Камю выбирает Итаку – остров, до которого Улисс никогда не теряет надежды добраться, – как одновременно и мифологическое, и фактически точное наименование для возвращения к тем темпоральным и пространственным характеристикам настоящего, которые он отстаивает. Он делает это в противовес всем смутным и опасным обещаниям того, что «за пределами» и что находится либо в будущем, либо за облаками:
Мы избираем Итаку, надежную землю, смелую и суровую мысль, осмысленное действие, щедрость человека, знающего, что он делает. Залитый светом мир остается нашей первой и последней любовью. Наши братья дышат под тем же небом, что и мы; справедливость бессмертна. Отсюда рождается странная радость, помогающая нам жить и умирать, – радость, которую мы не желаем откладывать на будущее. На нашей многострадальной земле эта радость – наш неизбывный хмель, наша горькая пища, суровый морской ветер, древняя и новая заря[41].
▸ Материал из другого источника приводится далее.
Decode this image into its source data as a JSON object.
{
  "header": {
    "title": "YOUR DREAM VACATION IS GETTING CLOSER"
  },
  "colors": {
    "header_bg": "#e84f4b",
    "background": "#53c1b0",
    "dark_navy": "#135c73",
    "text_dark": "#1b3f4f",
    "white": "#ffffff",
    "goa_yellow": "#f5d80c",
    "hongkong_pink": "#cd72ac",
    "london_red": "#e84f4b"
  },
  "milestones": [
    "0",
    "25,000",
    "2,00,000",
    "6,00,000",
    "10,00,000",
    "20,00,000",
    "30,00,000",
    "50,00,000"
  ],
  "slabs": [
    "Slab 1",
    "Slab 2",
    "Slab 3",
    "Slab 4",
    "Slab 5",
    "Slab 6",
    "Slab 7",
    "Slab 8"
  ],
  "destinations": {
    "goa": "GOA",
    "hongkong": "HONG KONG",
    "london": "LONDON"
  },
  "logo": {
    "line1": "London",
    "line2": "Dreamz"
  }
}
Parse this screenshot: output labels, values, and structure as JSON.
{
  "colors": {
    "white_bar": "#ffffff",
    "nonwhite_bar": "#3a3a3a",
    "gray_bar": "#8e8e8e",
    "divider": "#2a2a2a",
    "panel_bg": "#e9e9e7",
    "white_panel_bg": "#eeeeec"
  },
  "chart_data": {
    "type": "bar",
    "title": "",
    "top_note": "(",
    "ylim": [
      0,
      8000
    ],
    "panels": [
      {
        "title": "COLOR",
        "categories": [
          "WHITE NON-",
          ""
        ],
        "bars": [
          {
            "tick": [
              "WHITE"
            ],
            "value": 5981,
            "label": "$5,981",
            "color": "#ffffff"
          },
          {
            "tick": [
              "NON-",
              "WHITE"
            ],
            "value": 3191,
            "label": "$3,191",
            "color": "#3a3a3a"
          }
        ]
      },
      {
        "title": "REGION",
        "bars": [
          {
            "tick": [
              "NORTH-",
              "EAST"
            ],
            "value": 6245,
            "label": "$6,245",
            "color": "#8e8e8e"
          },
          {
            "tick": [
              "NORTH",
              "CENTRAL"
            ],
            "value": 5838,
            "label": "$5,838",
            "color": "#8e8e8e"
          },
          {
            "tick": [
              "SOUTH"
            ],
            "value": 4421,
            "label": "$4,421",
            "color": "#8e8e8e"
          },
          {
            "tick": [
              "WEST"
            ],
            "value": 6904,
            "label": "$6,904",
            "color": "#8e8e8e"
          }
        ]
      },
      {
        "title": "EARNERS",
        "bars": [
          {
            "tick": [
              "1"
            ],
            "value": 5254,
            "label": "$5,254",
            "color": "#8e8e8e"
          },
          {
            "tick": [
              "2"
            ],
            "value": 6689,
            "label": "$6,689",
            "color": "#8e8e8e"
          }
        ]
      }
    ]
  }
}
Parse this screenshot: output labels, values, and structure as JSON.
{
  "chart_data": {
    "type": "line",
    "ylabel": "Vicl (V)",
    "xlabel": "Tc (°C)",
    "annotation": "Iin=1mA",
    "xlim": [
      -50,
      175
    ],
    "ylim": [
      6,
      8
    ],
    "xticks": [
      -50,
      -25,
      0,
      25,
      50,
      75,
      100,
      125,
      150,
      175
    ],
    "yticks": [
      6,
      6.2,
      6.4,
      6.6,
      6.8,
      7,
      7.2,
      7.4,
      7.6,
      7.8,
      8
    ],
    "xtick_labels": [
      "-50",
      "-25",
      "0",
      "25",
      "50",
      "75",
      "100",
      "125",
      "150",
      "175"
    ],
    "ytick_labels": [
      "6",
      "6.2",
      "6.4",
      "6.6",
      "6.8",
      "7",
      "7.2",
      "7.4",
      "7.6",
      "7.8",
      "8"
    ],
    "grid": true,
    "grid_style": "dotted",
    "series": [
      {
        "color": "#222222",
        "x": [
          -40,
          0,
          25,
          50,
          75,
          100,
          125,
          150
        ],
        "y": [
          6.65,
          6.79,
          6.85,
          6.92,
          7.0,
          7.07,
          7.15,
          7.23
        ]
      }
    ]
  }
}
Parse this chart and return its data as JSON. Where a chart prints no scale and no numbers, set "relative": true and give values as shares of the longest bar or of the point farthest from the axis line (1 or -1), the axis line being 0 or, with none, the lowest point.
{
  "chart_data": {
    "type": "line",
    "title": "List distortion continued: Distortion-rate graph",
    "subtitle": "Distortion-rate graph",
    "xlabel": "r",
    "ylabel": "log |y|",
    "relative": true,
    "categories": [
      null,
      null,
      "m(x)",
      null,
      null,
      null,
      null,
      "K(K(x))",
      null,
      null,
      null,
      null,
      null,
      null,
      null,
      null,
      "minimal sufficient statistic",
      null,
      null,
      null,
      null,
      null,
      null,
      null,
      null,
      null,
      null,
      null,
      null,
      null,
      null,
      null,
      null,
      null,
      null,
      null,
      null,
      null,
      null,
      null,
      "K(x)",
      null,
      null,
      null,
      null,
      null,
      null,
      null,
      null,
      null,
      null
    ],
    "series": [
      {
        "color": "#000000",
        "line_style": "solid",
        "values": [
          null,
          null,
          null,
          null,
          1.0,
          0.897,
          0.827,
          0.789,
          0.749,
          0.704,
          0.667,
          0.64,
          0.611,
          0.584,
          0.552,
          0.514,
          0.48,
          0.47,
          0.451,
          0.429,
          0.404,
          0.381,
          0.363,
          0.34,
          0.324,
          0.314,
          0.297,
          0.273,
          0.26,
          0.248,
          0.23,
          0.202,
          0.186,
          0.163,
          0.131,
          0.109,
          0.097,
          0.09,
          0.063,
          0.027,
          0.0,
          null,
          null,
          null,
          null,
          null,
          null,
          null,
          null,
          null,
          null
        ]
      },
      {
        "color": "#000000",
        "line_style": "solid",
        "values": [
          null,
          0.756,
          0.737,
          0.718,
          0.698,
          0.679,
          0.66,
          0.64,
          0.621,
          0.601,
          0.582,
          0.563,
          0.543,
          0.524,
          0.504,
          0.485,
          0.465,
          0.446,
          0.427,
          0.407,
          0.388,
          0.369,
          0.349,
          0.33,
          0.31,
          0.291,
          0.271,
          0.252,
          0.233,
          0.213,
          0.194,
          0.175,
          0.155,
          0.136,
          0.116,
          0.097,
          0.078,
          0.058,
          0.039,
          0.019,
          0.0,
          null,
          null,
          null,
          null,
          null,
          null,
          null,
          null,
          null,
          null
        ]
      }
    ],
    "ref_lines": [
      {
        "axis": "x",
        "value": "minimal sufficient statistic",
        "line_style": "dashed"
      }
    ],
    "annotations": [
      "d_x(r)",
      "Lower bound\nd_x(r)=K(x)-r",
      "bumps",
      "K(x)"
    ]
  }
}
Итака становится символом страстно сжатого настоящего, то есть полного отрыва от времени, в котором груз прошлого тяготит любое действие, а будущее искажает любую форму. На краткие мгновения и недолгие абзацы Альбер Камю, должно быть, чувствовал в себе достаточно сил, чтобы оторваться от исторического времени, заледеневшего в идеологии.
* * *
Роман Ральфа Эллисона «Невидимка», впервые опубликованный после многих лет переписываний и дополнений весною 1952 года, встреченный критиками как одна из лучших книг, когда-либо написанных афроамериканцем, кажется, начинается с того же самого укрытия во внутреннем мире. Темнокожий протагонист и рассказчик обитает в подвале, вернее в пространстве, которое называет «дырой»:
У меня бесплатное жилье в здании, которое сдают только белым, в той части подвала, что была закрыта и забыта еще в XIX веке ‹…› Что я хочу сказать, так это то, что я нашел себе дом – или дыру в земле, если хотите. Но не спешите с выводом, что если я сам зову свой дом «дырой», то он сырой и холодный, как могила; существуют дыры холодные и теплые. Моя – теплая. И помните, медведь уходит в свою дыру на зиму и живет там до весны, а потом он выкатывается оттуда, как пасхальный цыпленок из своего яйца[42].
И, однако, тот опыт, что послужил мотивом для выбора подобного места обитания, отличается от всего, что мы встречали прежде. Рассказчику у Эллисона было отказано во входе во все социальные миры; он натыкался на границы, которые невозможно перейти, и сталкивался с преградами слишком неуловимыми, чтобы к ним можно было даже приблизиться; он снова и снова переживает ситуацию «вход воспрещен». И если дело обстоит именно так, то единственной и постоянной причиной для всех этих фрустраций героя была та, что он, как черный человек, невидим для людей в своем окружении. Его бегство в подвал представляет собой ответ на дискриминацию, которая, пусть и без всякого физического насилия, является для него экзистенциально уничтожающей. И как бы желая перевернуть ситуацию, он настойчиво окружает себя в своей «дыре» целым сонмом электрических приборов:
Свет подтверждает мою реальность; дает рождение моей форме. Одна прекрасная девушка как-то рассказала мне о часто ей снившемся кошмаре: она лежит в центре большой черной комнаты и чувствует, как лицо ее раздувается, пока не заполняет собою всю комнату, превращаясь в бесформенную массу, а глаза ее начинают течь вверх по трубе, точно желе из желчи. И точно так же со мною. Вне света я не только невидим, но и бесформен, а не ощущать собственной формы – это умирать при жизни. Сам я после около двадцати лет просто существования почувствовал жизнь лишь тогда, когда обнаружил свою невидимость. И вот почему я веду борьбу с фирмой «Моноплэйтед лайт энд пауэр». По более глубокой причине, я имею в виду: это заставляет меня чувствовать силу моей жизни. Я также борюсь с ними, потому что они вытянули из меня столько денег, прежде чем я научился защищаться. В моей дыре в подвале ровно 1369 лампочек. Я подключил весь потолок, каждый его дюйм[43].